14. On the other hand, ld. AR brought to our notice two decisions of Hon’ble Delhi High Court in the case of Sumi Motherson Innovative Engineering Ltd. (supra) wherein the Hon’ble High Court has decided the issue in which assessee had accumulated book profits to the tune of Rs.34.67 crores and during the year, the assessee had reduced its share capital so as to wipe out the accumulated losses by passing a proper resolution in the Board. Assessee tried to adjust the carry forward of loss while determining the book profit which was denied by the Assessing Officer. In this aspect, Hon’ble Delhi High Court held that the unabsorbed losses have to be considered from the Balance Sheet of previous year i.e. opening carry forward of loss for the current assessment year under consideration.
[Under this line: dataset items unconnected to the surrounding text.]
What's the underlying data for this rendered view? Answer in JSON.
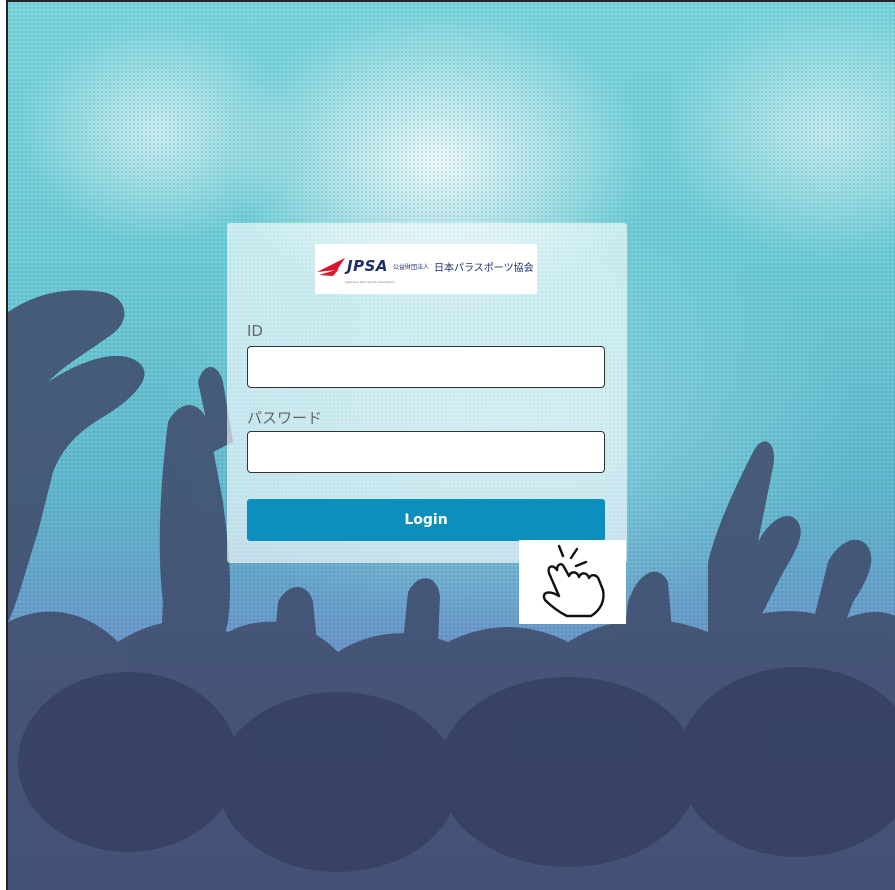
{
  "logo": {
    "brand": "JPSA",
    "org_small": "公益財団法人",
    "org_name": "日本パラスポーツ協会",
    "org_sub": "Japanese Para Sports Association",
    "accent": "#d8152b",
    "brand_color": "#1c2f6b"
  },
  "form": {
    "id_label": "ID",
    "id_value": "",
    "password_label": "パスワード",
    "password_value": "",
    "login_label": "Login",
    "button_color": "#0d8fbe"
  },
  "cursor": {
    "icon": "pointing-hand-click-icon"
  }
}
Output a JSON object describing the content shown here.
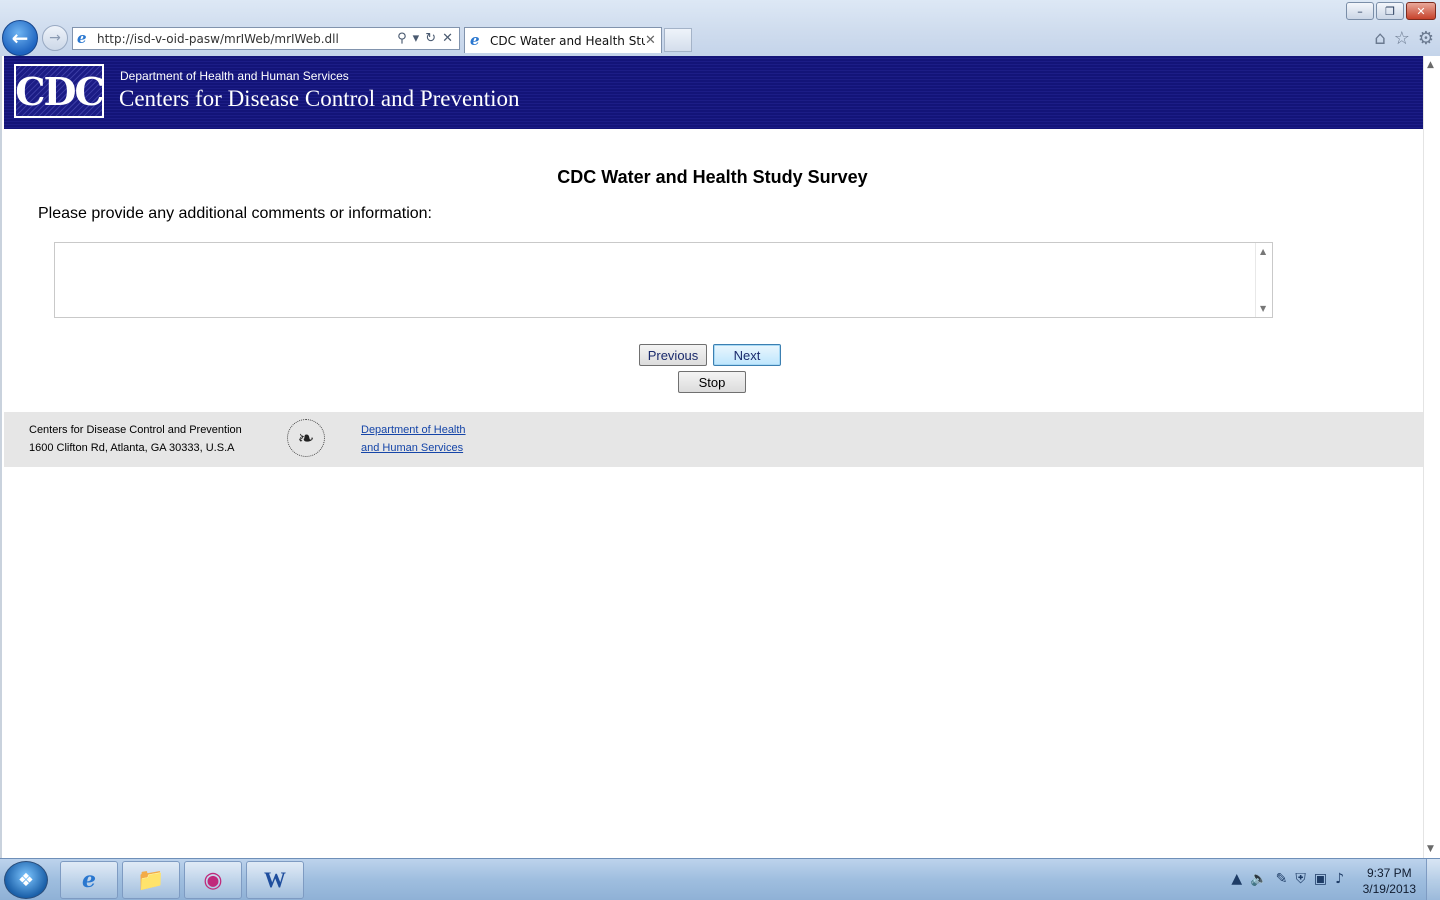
{
  "browser": {
    "url": "http://isd-v-oid-pasw/mrIWeb/mrIWeb.dll",
    "tab_title": "CDC Water and Health Study",
    "window_buttons": {
      "minimize": "–",
      "restore": "❐",
      "close": "✕"
    },
    "icons": [
      "back-arrow-icon",
      "forward-arrow-icon",
      "ie-icon",
      "search-icon",
      "refresh-icon",
      "stop-icon",
      "home-icon",
      "favorites-star-icon",
      "tools-gear-icon"
    ]
  },
  "cdc_header": {
    "logo_text": "CDC",
    "department": "Department of Health and Human Services",
    "center": "Centers for Disease Control and Prevention"
  },
  "survey": {
    "title": "CDC Water and Health Study Survey",
    "question": "Please provide any additional comments or information:",
    "comment_value": "",
    "buttons": {
      "previous": "Previous",
      "next": "Next",
      "stop": "Stop"
    }
  },
  "footer": {
    "org_name": "Centers for Disease Control and Prevention",
    "address": "1600 Clifton Rd, Atlanta, GA 30333, U.S.A",
    "hhs_link_line1": "Department of Health",
    "hhs_link_line2": "and Human Services"
  },
  "taskbar": {
    "apps": [
      "internet-explorer",
      "windows-explorer",
      "media-app",
      "microsoft-word"
    ],
    "time": "9:37 PM",
    "date": "3/19/2013"
  },
  "colors": {
    "header_navy": "#131478",
    "footer_gray": "#e6e6e6",
    "link_blue": "#1545a8"
  }
}
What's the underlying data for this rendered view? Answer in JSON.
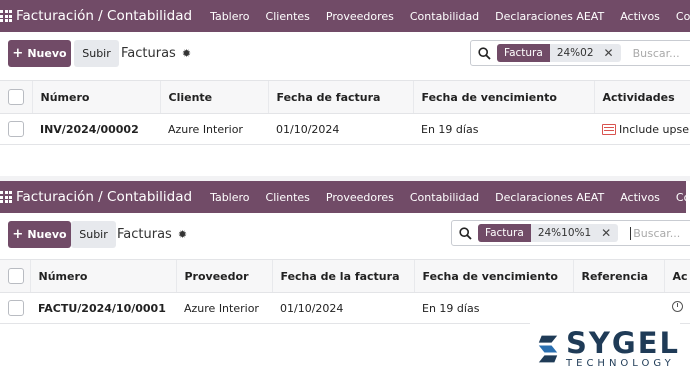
{
  "top": {
    "brand": "Facturación / Contabilidad",
    "menu": [
      "Tablero",
      "Clientes",
      "Proveedores",
      "Contabilidad",
      "Declaraciones AEAT",
      "Activos",
      "Comision"
    ],
    "new_label": "Nuevo",
    "upload_label": "Subir",
    "title": "Facturas",
    "search": {
      "facet_key": "Factura",
      "facet_value": "24%02",
      "placeholder": "Buscar..."
    },
    "columns": [
      "Número",
      "Cliente",
      "Fecha de factura",
      "Fecha de vencimiento",
      "Actividades"
    ],
    "rows": [
      {
        "number": "INV/2024/00002",
        "partner": "Azure Interior",
        "date": "01/10/2024",
        "due": "En 19 días",
        "activity": "Include upsell"
      }
    ]
  },
  "bottom": {
    "brand": "Facturación / Contabilidad",
    "menu": [
      "Tablero",
      "Clientes",
      "Proveedores",
      "Contabilidad",
      "Declaraciones AEAT",
      "Activos",
      "Comisiones"
    ],
    "new_label": "Nuevo",
    "upload_label": "Subir",
    "title": "Facturas",
    "search": {
      "facet_key": "Factura",
      "facet_value": "24%10%1",
      "placeholder": "Buscar..."
    },
    "columns": [
      "Número",
      "Proveedor",
      "Fecha de la factura",
      "Fecha de vencimiento",
      "Referencia",
      "Ac"
    ],
    "rows": [
      {
        "number": "FACTU/2024/10/0001",
        "partner": "Azure Interior",
        "date": "01/10/2024",
        "due": "En 19 días",
        "reference": ""
      }
    ]
  },
  "watermark": {
    "name": "SYGEL",
    "tagline": "TECHNOLOGY"
  },
  "colors": {
    "primary": "#714b67",
    "activity_icon": "#d9534f"
  },
  "icons": {
    "apps": "apps-grid-icon",
    "plus": "plus-icon",
    "gear": "gear-icon",
    "search": "search-icon",
    "remove": "close-icon",
    "activity": "activity-list-icon",
    "clock": "clock-icon"
  }
}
In that process, they held that the loss on the last date of immediately preceding year, which is to be brought forward to the financial year in question, clause (iii) provides for the amount of brought forward. Therefore, the facts and decision given by Hon’ble Delhi High Court is peculiar to its case and the facts in the present case are quite different. The issue under consideration is in case of profit in the current financial year, the abovesaid profit can be adjusted against the carry forward business loss or brought forward unabsorbed depreciation. As per the clause (iii) of Explanation 2 of section 115JB, the loss carry forward of business loss or unabsorbed depreciation whichever is nil, no adjustment can be made in the book profit. In case when the assessee adjust the unabsorbed depreciation or unabsorbed depreciation whichever is lower against the profit declared during the current financial year, the relevant profit has to be adjusted against the business loss or unabsorbed depreciation whichever is lower, as held by ITAT, Ahmedabad Bench in the case of M/s. Milan Intermediates LLP (supra).
15. Coming to the decision of Eli Lilly and Co. India Pvt. Ltd. (supra), Hon’ble Delhi High Court on the issue of rectification u/s 154 of the Act held that the provisions of section 154 cannot be initiated when the assessment is already completed and on a debatable issue. Therefore, this case also is distinguishable to the facts of the present case.
16. Considering the overall facts on record, in our considered view, the findings given in the order of ld. CIT (A) is just and proper. Therefore, we are inclined to dismiss the grounds raised by the assessee.
17. In the result, the appeal filed by the assessee is dismissed.
Order pronounced in the open court on this 12th day of February, 2025.